Chip, You are getting into a grey area that only you can define. You have to go with your comfort level. Do you feel in your heart of hearts that the design has changed enough that you can reasonably claim it as your own? What kind of agreement did you acknowledge when you purchased the design. And most importantly do you feel you can reasonably defend your choice in court. BassBully has a point in that a shaker design or a mission design would more than likely be seen as a common enough design that it would not be seen as intellectual property. There is a limited lifespan on copyrights. After 50 years (I think) a copyright has to be renewed or it passes into the common knowledge realm. On the flip side of that, if a designer could prove you actually used his drawings, even once, to build a mass produced article, he stands a good chance of winning a lawsuit.

BassBully, the copyrights that protect a drawing are not ones that cover designs, like in architecture, but the physical written (or drawn) page.
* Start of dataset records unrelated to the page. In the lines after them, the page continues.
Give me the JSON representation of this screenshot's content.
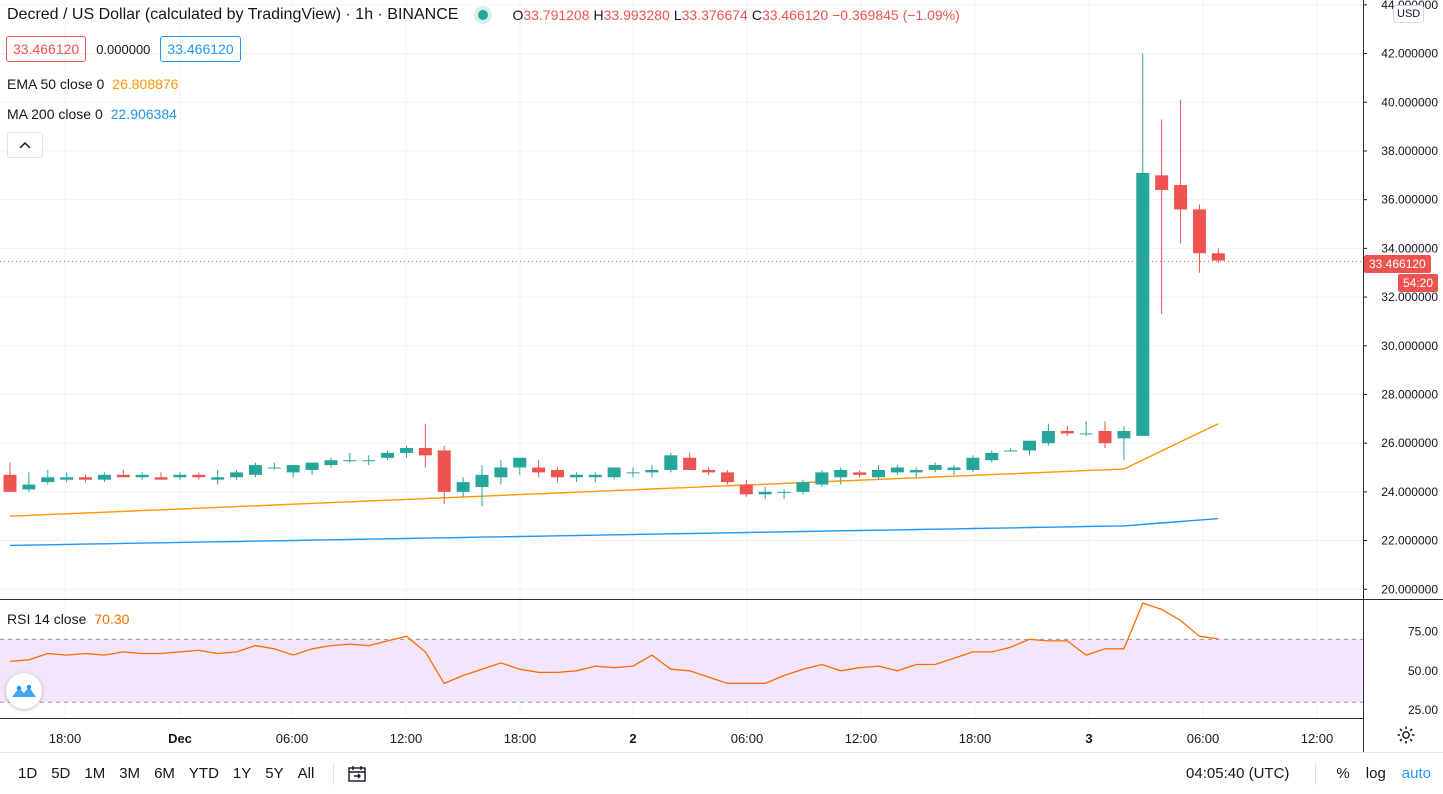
{
  "header": {
    "title": "Decred / US Dollar (calculated by TradingView) · 1h · BINANCE",
    "ohlc": [
      {
        "k": "O",
        "v": "33.791208"
      },
      {
        "k": "H",
        "v": "33.993280"
      },
      {
        "k": "L",
        "v": "33.376674"
      },
      {
        "k": "C",
        "v": "33.466120"
      }
    ],
    "change": "−0.369845 (−1.09%)",
    "bid": "33.466120",
    "spread": "0.000000",
    "ask": "33.466120"
  },
  "indicators": [
    {
      "name": "EMA 50 close 0",
      "value": "26.808876",
      "color": "#ff9800"
    },
    {
      "name": "MA 200 close 0",
      "value": "22.906384",
      "color": "#2196f3"
    }
  ],
  "rsi": {
    "name": "RSI 14 close",
    "value": "70.30",
    "color": "#ff6d00",
    "band_fill": "#f3e5fb"
  },
  "price_axis": {
    "currency": "USD",
    "last_price_label": "33.466120",
    "countdown": "54:20"
  },
  "bottom": {
    "ranges": [
      "1D",
      "5D",
      "1M",
      "3M",
      "6M",
      "YTD",
      "1Y",
      "5Y",
      "All"
    ],
    "clock": "04:05:40 (UTC)",
    "options": [
      "%",
      "log",
      "auto"
    ],
    "active_option": "auto"
  },
  "icons": [
    "green-live-dot-icon",
    "chevron-up-icon",
    "tradingview-logo-icon",
    "calendar-range-icon",
    "gear-icon"
  ],
  "chart_data": [
    {
      "type": "candlestick",
      "title": "Decred / US Dollar (calculated by TradingView) · 1h · BINANCE",
      "ylim": [
        19.6,
        44.2
      ],
      "y_ticks": [
        20,
        22,
        24,
        26,
        28,
        30,
        32,
        34,
        36,
        38,
        40,
        42,
        44
      ],
      "y_tick_labels": [
        "20.000000",
        "22.000000",
        "24.000000",
        "26.000000",
        "28.000000",
        "30.000000",
        "32.000000",
        "34.000000",
        "36.000000",
        "38.000000",
        "40.000000",
        "42.000000",
        "44.000000"
      ],
      "x_tick_labels": [
        "18:00",
        "Dec",
        "06:00",
        "12:00",
        "18:00",
        "2",
        "06:00",
        "12:00",
        "18:00",
        "3",
        "06:00",
        "12:00"
      ],
      "grid": true,
      "ohlc": [
        [
          24.7,
          25.2,
          24.0,
          24.0
        ],
        [
          24.1,
          24.8,
          24.0,
          24.3
        ],
        [
          24.4,
          24.9,
          24.3,
          24.6
        ],
        [
          24.5,
          24.8,
          24.4,
          24.6
        ],
        [
          24.6,
          24.7,
          24.4,
          24.5
        ],
        [
          24.5,
          24.8,
          24.4,
          24.7
        ],
        [
          24.7,
          24.9,
          24.6,
          24.6
        ],
        [
          24.6,
          24.8,
          24.5,
          24.7
        ],
        [
          24.6,
          24.8,
          24.5,
          24.5
        ],
        [
          24.6,
          24.8,
          24.5,
          24.7
        ],
        [
          24.7,
          24.8,
          24.5,
          24.6
        ],
        [
          24.5,
          24.9,
          24.3,
          24.6
        ],
        [
          24.6,
          24.9,
          24.5,
          24.8
        ],
        [
          24.7,
          25.2,
          24.6,
          25.1
        ],
        [
          25.0,
          25.2,
          24.9,
          25.0
        ],
        [
          24.8,
          25.1,
          24.6,
          25.1
        ],
        [
          24.9,
          25.2,
          24.7,
          25.2
        ],
        [
          25.1,
          25.4,
          25.0,
          25.3
        ],
        [
          25.3,
          25.6,
          25.2,
          25.3
        ],
        [
          25.3,
          25.5,
          25.1,
          25.3
        ],
        [
          25.4,
          25.7,
          25.3,
          25.6
        ],
        [
          25.6,
          25.9,
          25.4,
          25.8
        ],
        [
          25.8,
          26.8,
          25.0,
          25.5
        ],
        [
          25.7,
          25.9,
          23.5,
          24.0
        ],
        [
          24.0,
          24.6,
          23.8,
          24.4
        ],
        [
          24.2,
          25.1,
          23.4,
          24.7
        ],
        [
          24.6,
          25.3,
          24.3,
          25.0
        ],
        [
          25.0,
          25.3,
          24.7,
          25.4
        ],
        [
          25.0,
          25.3,
          24.6,
          24.8
        ],
        [
          24.9,
          25.0,
          24.4,
          24.6
        ],
        [
          24.6,
          24.8,
          24.4,
          24.7
        ],
        [
          24.6,
          24.8,
          24.4,
          24.7
        ],
        [
          24.6,
          25.0,
          24.5,
          25.0
        ],
        [
          24.8,
          25.0,
          24.6,
          24.8
        ],
        [
          24.8,
          25.1,
          24.6,
          24.9
        ],
        [
          24.9,
          25.6,
          24.8,
          25.5
        ],
        [
          25.4,
          25.6,
          24.9,
          24.9
        ],
        [
          24.9,
          25.0,
          24.7,
          24.8
        ],
        [
          24.8,
          24.9,
          24.3,
          24.4
        ],
        [
          24.3,
          24.5,
          23.8,
          23.9
        ],
        [
          23.9,
          24.2,
          23.7,
          24.0
        ],
        [
          24.0,
          24.1,
          23.7,
          24.0
        ],
        [
          24.0,
          24.5,
          23.9,
          24.4
        ],
        [
          24.3,
          24.9,
          24.2,
          24.8
        ],
        [
          24.6,
          25.0,
          24.3,
          24.9
        ],
        [
          24.8,
          24.9,
          24.6,
          24.7
        ],
        [
          24.6,
          25.1,
          24.5,
          24.9
        ],
        [
          24.8,
          25.1,
          24.7,
          25.0
        ],
        [
          24.8,
          25.0,
          24.6,
          24.9
        ],
        [
          24.9,
          25.2,
          24.8,
          25.1
        ],
        [
          24.9,
          25.1,
          24.7,
          25.0
        ],
        [
          24.9,
          25.5,
          24.8,
          25.4
        ],
        [
          25.3,
          25.7,
          25.2,
          25.6
        ],
        [
          25.7,
          25.8,
          25.7,
          25.7
        ],
        [
          25.7,
          26.1,
          25.5,
          26.1
        ],
        [
          26.0,
          26.8,
          25.9,
          26.5
        ],
        [
          26.5,
          26.7,
          26.3,
          26.4
        ],
        [
          26.4,
          26.9,
          26.3,
          26.4
        ],
        [
          26.5,
          26.9,
          25.8,
          26.0
        ],
        [
          26.2,
          26.7,
          25.3,
          26.5
        ],
        [
          26.3,
          42.0,
          26.3,
          37.1
        ],
        [
          37.0,
          39.3,
          31.3,
          36.4
        ],
        [
          36.6,
          40.1,
          34.2,
          35.6
        ],
        [
          35.6,
          35.8,
          33.0,
          33.8
        ],
        [
          33.8,
          34.0,
          33.4,
          33.5
        ]
      ],
      "series": [
        {
          "name": "EMA 50 close 0",
          "values_start_end": [
            23.0,
            26.8
          ],
          "last": 26.808876
        },
        {
          "name": "MA 200 close 0",
          "values_start_end": [
            21.8,
            22.9
          ],
          "last": 22.906384
        }
      ],
      "last_price": 33.46612
    },
    {
      "type": "line",
      "title": "RSI 14 close",
      "ylim": [
        20,
        95
      ],
      "y_ticks": [
        25,
        50,
        75
      ],
      "y_tick_labels": [
        "25.00",
        "50.00",
        "75.00"
      ],
      "bands": [
        30,
        70
      ],
      "values": [
        56,
        57,
        61,
        60,
        61,
        60,
        62,
        61,
        61,
        62,
        63,
        61,
        62,
        66,
        64,
        60,
        64,
        66,
        67,
        66,
        69,
        72,
        62,
        42,
        47,
        51,
        55,
        51,
        49,
        49,
        50,
        53,
        52,
        53,
        60,
        51,
        50,
        46,
        42,
        42,
        42,
        47,
        51,
        54,
        50,
        52,
        53,
        50,
        54,
        54,
        58,
        62,
        62,
        65,
        70,
        69,
        69,
        60,
        64,
        64,
        93,
        89,
        82,
        72,
        70.3
      ]
    }
  ]
}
The same way an artist owns the copyright to his paintings, a designer owns the copyrights to his drawings. If you go to and click on the EXAMPLES link, you will see the second to last example is “Technical drawings, architectural drawings or plans, blueprints, diagrams, mechanical drawings.” In order to win a lawsuit concerning the infringement of a visual art copyright, you have to prove there is some part or parcel of the interlopers produced part, house, machine, furniture, whatever, that would not exist if you hadn’t produced the copyrighted material.

Am I making sense? Now like I said, no designer in the world would fault you for making matching end tables for yourself, or even making some as presents for your whole family. Designers are more conscerned when you make money from their work.